By now Ruth had been waiting in Addis for a week and we did another 15 hours driving to make it to the capital. Along the way we passed by some of the most incredible scenery many of us had ever seen. It was fantastically green with stunning highlands and impressive mountains and so unlike any of the preconceptions we may have had of the blighted country. Moreover the people were incredibly friendly and the whole place was so clean and tidy and would put most of Europe to shame. We didn’t see a spot of litter the whole time we were there.

The Rift Valley

At every highland village we were greeted by hundreds of villagers wanting to shake our hands and Alberto’s camera naturally went into overdrive as Graham’s natural charm won over the hordes of school children.

Ken with his pet bee eater

We arrived into Addis Ababa in the pitch of night and settled into a friendly hotel managing to cram seven people into a single room. The next morning we finally caught up with Ruth in the plush surroundings of the Hilton hotel where we also met Pam who had been hosting our latest arrival for the past week. Also joining the team is Alice who forewent a beach holiday in Tanzania to join in the expedition. Funnily enough, Russell, who up until now had been in the lead with the ginger beard growing competition decided to shave it all off. A coincidence? Unlikely.

Now up to strength in numbers we snaked ever southwards to the pretty lake of Lagado in the remote bushland of central Ethiopia where we camped in the garden of a local farmer. To his amusement we supplied 4 live chickens for dinner which Toby swiftly despatched and proceeded to spray Will with guts in the resultant bloodbath. Ruth in the meantime suprised everyone by revealing an enormous inflatable air mattress quoting the immortal lines ‘any fool can be uncomfortable’ only to be a little disappointed one day later when a huge thorn burst her bubble…

Bush camping

Suitably nourished we continued to descend into the rough scrub near to the Kenyan border where we spent another night but this time away from any villages.

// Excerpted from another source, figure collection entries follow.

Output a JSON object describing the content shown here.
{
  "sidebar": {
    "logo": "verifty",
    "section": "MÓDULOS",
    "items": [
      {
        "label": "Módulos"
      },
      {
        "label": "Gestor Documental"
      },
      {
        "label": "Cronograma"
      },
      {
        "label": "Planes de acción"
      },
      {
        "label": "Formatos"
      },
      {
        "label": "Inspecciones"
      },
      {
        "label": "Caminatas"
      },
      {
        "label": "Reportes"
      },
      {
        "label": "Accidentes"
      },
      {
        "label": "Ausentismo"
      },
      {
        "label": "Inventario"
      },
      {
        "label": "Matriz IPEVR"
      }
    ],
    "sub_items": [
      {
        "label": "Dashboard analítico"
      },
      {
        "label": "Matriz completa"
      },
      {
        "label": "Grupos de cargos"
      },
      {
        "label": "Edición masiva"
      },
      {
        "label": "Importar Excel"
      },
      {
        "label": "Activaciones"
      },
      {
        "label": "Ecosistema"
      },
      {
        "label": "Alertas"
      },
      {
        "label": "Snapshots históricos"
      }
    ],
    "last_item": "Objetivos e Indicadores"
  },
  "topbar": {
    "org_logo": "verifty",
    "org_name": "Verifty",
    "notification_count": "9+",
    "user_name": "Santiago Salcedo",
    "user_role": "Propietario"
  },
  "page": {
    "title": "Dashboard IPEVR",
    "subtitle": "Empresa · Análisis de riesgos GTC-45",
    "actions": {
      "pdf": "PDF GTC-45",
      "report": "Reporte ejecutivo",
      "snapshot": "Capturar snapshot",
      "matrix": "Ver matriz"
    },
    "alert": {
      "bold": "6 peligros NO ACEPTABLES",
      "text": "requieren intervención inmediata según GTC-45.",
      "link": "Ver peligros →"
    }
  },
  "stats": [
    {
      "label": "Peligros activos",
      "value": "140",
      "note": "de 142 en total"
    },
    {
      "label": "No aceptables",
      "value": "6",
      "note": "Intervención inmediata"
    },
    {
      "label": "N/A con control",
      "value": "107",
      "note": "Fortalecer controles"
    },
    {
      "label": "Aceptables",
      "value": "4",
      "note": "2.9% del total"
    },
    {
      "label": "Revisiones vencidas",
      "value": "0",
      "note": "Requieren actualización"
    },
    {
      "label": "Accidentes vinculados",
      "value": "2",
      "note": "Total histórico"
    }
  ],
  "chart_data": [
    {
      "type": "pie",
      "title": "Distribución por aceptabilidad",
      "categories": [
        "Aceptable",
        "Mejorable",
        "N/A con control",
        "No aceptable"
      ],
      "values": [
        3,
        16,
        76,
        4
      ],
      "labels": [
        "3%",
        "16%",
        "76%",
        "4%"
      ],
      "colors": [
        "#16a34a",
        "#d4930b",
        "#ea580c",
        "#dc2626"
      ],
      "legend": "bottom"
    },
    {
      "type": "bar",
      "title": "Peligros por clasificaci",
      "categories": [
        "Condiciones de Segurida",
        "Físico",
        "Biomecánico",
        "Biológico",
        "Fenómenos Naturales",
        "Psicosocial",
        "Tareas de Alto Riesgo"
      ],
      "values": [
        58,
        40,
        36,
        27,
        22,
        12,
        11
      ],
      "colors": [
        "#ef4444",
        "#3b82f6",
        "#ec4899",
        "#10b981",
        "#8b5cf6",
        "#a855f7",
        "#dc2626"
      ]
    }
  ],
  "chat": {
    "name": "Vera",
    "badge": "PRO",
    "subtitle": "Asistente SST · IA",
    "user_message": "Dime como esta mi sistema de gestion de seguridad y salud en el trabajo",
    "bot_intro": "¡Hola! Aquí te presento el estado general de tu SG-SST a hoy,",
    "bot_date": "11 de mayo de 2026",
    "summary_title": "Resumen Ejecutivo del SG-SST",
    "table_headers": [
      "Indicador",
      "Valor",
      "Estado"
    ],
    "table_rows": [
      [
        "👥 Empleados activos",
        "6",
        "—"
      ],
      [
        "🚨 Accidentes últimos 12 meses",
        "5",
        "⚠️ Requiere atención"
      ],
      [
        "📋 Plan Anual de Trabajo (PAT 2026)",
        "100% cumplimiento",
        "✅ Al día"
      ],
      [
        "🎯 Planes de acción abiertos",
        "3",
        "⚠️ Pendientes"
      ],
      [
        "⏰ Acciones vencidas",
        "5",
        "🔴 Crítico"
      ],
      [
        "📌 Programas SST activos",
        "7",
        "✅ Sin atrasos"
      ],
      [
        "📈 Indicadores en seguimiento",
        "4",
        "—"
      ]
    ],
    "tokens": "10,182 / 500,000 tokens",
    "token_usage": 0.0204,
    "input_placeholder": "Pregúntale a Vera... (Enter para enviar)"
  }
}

Under Stu’s guidance we built a fence using the local ‘bastard bush’ with its infamous needle like thorns to deter any unwanted hyenas that are known to roam in search of unwary travellers. After a disappointingly short time in this beautiful and memorable country we arrived at the frontier town of Moyale at the border with Kenya and crossed into the British commonwealth and were greeted with a familiar ‘Jambo’ by a huge Soldier in British Camouflage. From now on in we would be driving on the left hand side which will feel slightly strange! We stocked up with supplies knowing that the next few days would be some of the most challenging of the trip so far. Although the Ambulances are holding out up to now- this will be the real test of their capabilities. For the next 300 miles or so there was no road save a boulder strewn, corrugated dirt track running though a sandy desert with no access to water or food. .Moreover it is feted as the most dangerous road in East Africa- renowned for hostile tribes, roving bandits and a hideout for Somalian Pirates….next update from the equator!

3 responses

  1. ronnie and dalia

    Hi Ruth and guys.

    have been waiting for ages for this latest update and with all the hardship,i really do envy you lot. A journey of a lifetime and something that you lot will be able to carry around with you forever.

    Looking forward to the latest pics from kenya

    warm regards

    ronnie dalia dana and yoni

    September 23, 2010 at 4:39 pm

  2. Jannet

    Loved the story about Ruthie’s bubble….Hope you brought patches lol

    So glad you are making good progress. Beautiful pictures.
    Injera looks very appetising (I mean it!!!)

    All the best for the rest of your trek.
    xxxxx

    September 23, 2010 at 8:49 pm

  3. Hi guys, hope you’re making good progress now.Just be grateful you don’t have Spanish and French strikes to deal with!
    Looking forward to the next installment.
    Love from Laurel, Dan, Emma, Neil, Sue, and us of course.